The Democrats' Maginot Line
For several decades, the Democrats have viewed their opposition to any significant changes in the Social Security system as an impregnable defensive position--sort of like France's Maginot Line. I wonder, though, whether times have changed sufficiently that President Bush might be able to outflank the Dems and drive them out of their bunkers with surprising ease.
Here's why I say that: So far, the Democratic leadership in Congress has taken the position that they need not come up with a proposal for Social Security reform. Patrick O'Connor reported yesterday in the Hill:
House and Senate Democrats have decided against introducing an alternative Social Security reform plan yet, preferring instead to focus attention and criticism on President Bush’s proposals, according to a number of senior Democratic aides.
Today's Washington Times notes that, while the leadership is still holding the line, a number of individual Democratic Congressmen and Senators have floated various proposals for reform.
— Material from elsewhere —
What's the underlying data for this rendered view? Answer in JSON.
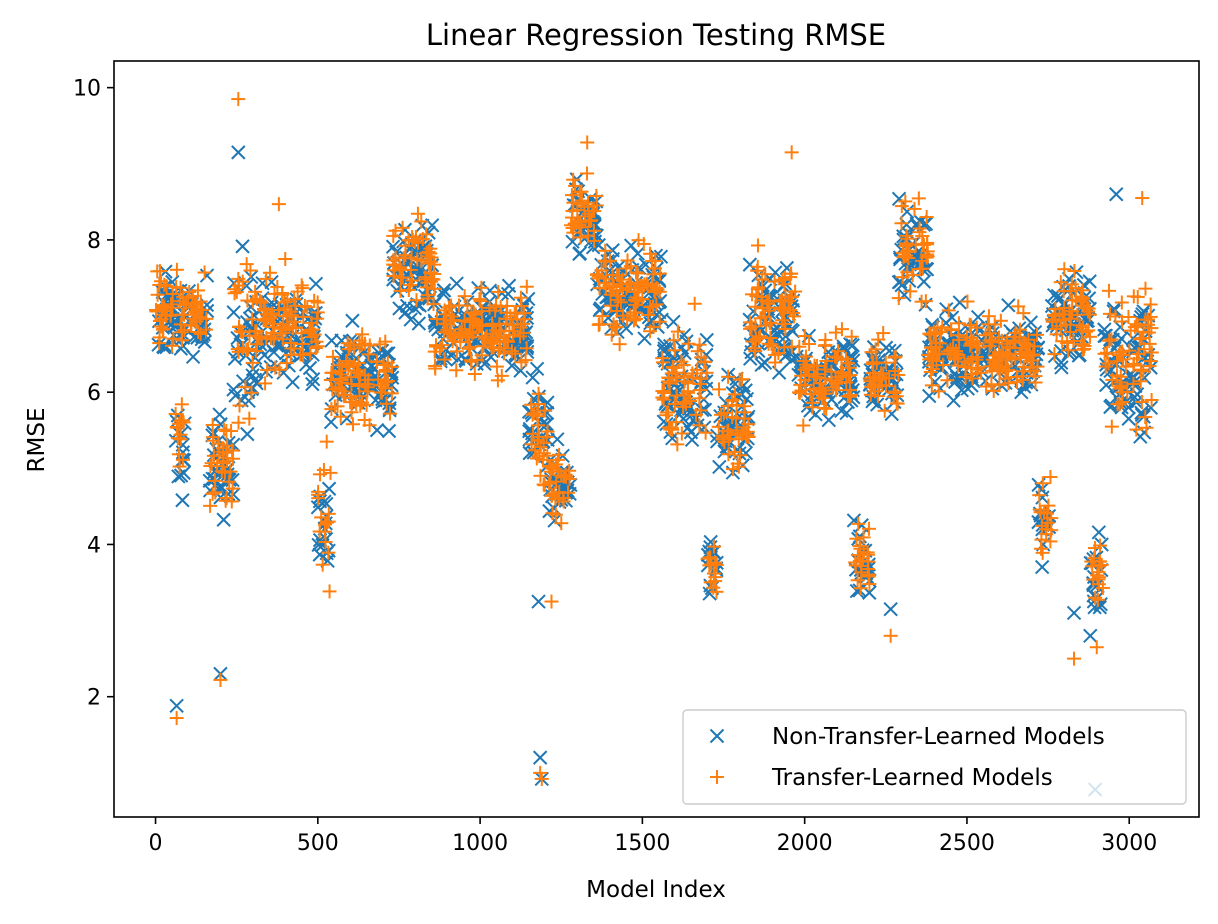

There are two basic reasons, I think, why the Dems' preferred strategy of stonewalling and scare-mongering might not work. The first is that they, as much as Republicans, have been issuing warnings about Social Security for years. Americans under 40, especially, have grown up with predictions of Social Security insolvency, and are not hard to persuade that something must be done. In this regard, the effort by many in the mainstream media to help the Democrats by emphasizing the distinction between "crisis"--President Bush's word--and "serious problems"--the Democrats' words--has been misguided. The belief that Social Security has "serious problems" is hardly a ground for inaction, and in his State of the Union speech, President Bush happily abandoned "crisis" and used milder formulas.
So the Democrats might find that there is less patience with a "do nothing" approach than they expect.
The second problem for the Democrats, I believe, is that the only proposal for real change in the system is the President's. Allowing employees to save their own money, own their own accounts, and pass their accumulated wealth on to their heirs has powerful appeal. Everything else--tinkering with the retirement age, extending the income level on which the Social Security tax applies, etc.--is merely accounting. And distasteful accounting at that, since at bottom, all such proposals translate into higher taxes or lower benefits.
The Democrats will try to argue that there is a disconnect between the program's fiscal problems and the President's proposed solution, individual accounts, which will worsen, not improve, the fiscal picture. In the short term, they're right. But in the (only slightly) longer term, we are moving rapidly toward a demographic environment in which there will be only two workers for each retiree. At that point, a "pay as you go" system that relies on current income to support retirees will be untenable. Either the two workers will pay exorbitant taxes, or the one retiree will get a very meagre pension. There is no way out of this dilemma, except replacing "pay as you go"--a euphemism for income transfer payments--with a savings program. If each worker saves for his or her own retirement, the ratio between workers and retirees becomes immaterial.
And nearly everyone recognizes that a savings program is inherently superior to an income transfer program. Virtually anyone would rather live off his own savings than a dole from the goverment. Indeed, Franklin Roosevelt never intended the income transfer system to continue indefinitely; he recognized that it was necessary in the early stages of the program to help those who had not accumulated savings, but always intended that it would be replaced or supplemented in due course with a savings program. Probably no one other than a few hard-core leftists, who like to see people dependent on the government, and Democratic politicians actually prefers an income transfer approach to savings.
So, once again, President Bush may have put the Democrats in a position where the only proposal on the table with any power to fire the voters' imaginations is his, while the Democrats are reduced to carping from the sidelines. If that's the way the voters see it, the Democrats might find themselves abandoning their Maginot Line much sooner and in much greater disarray than they had intended.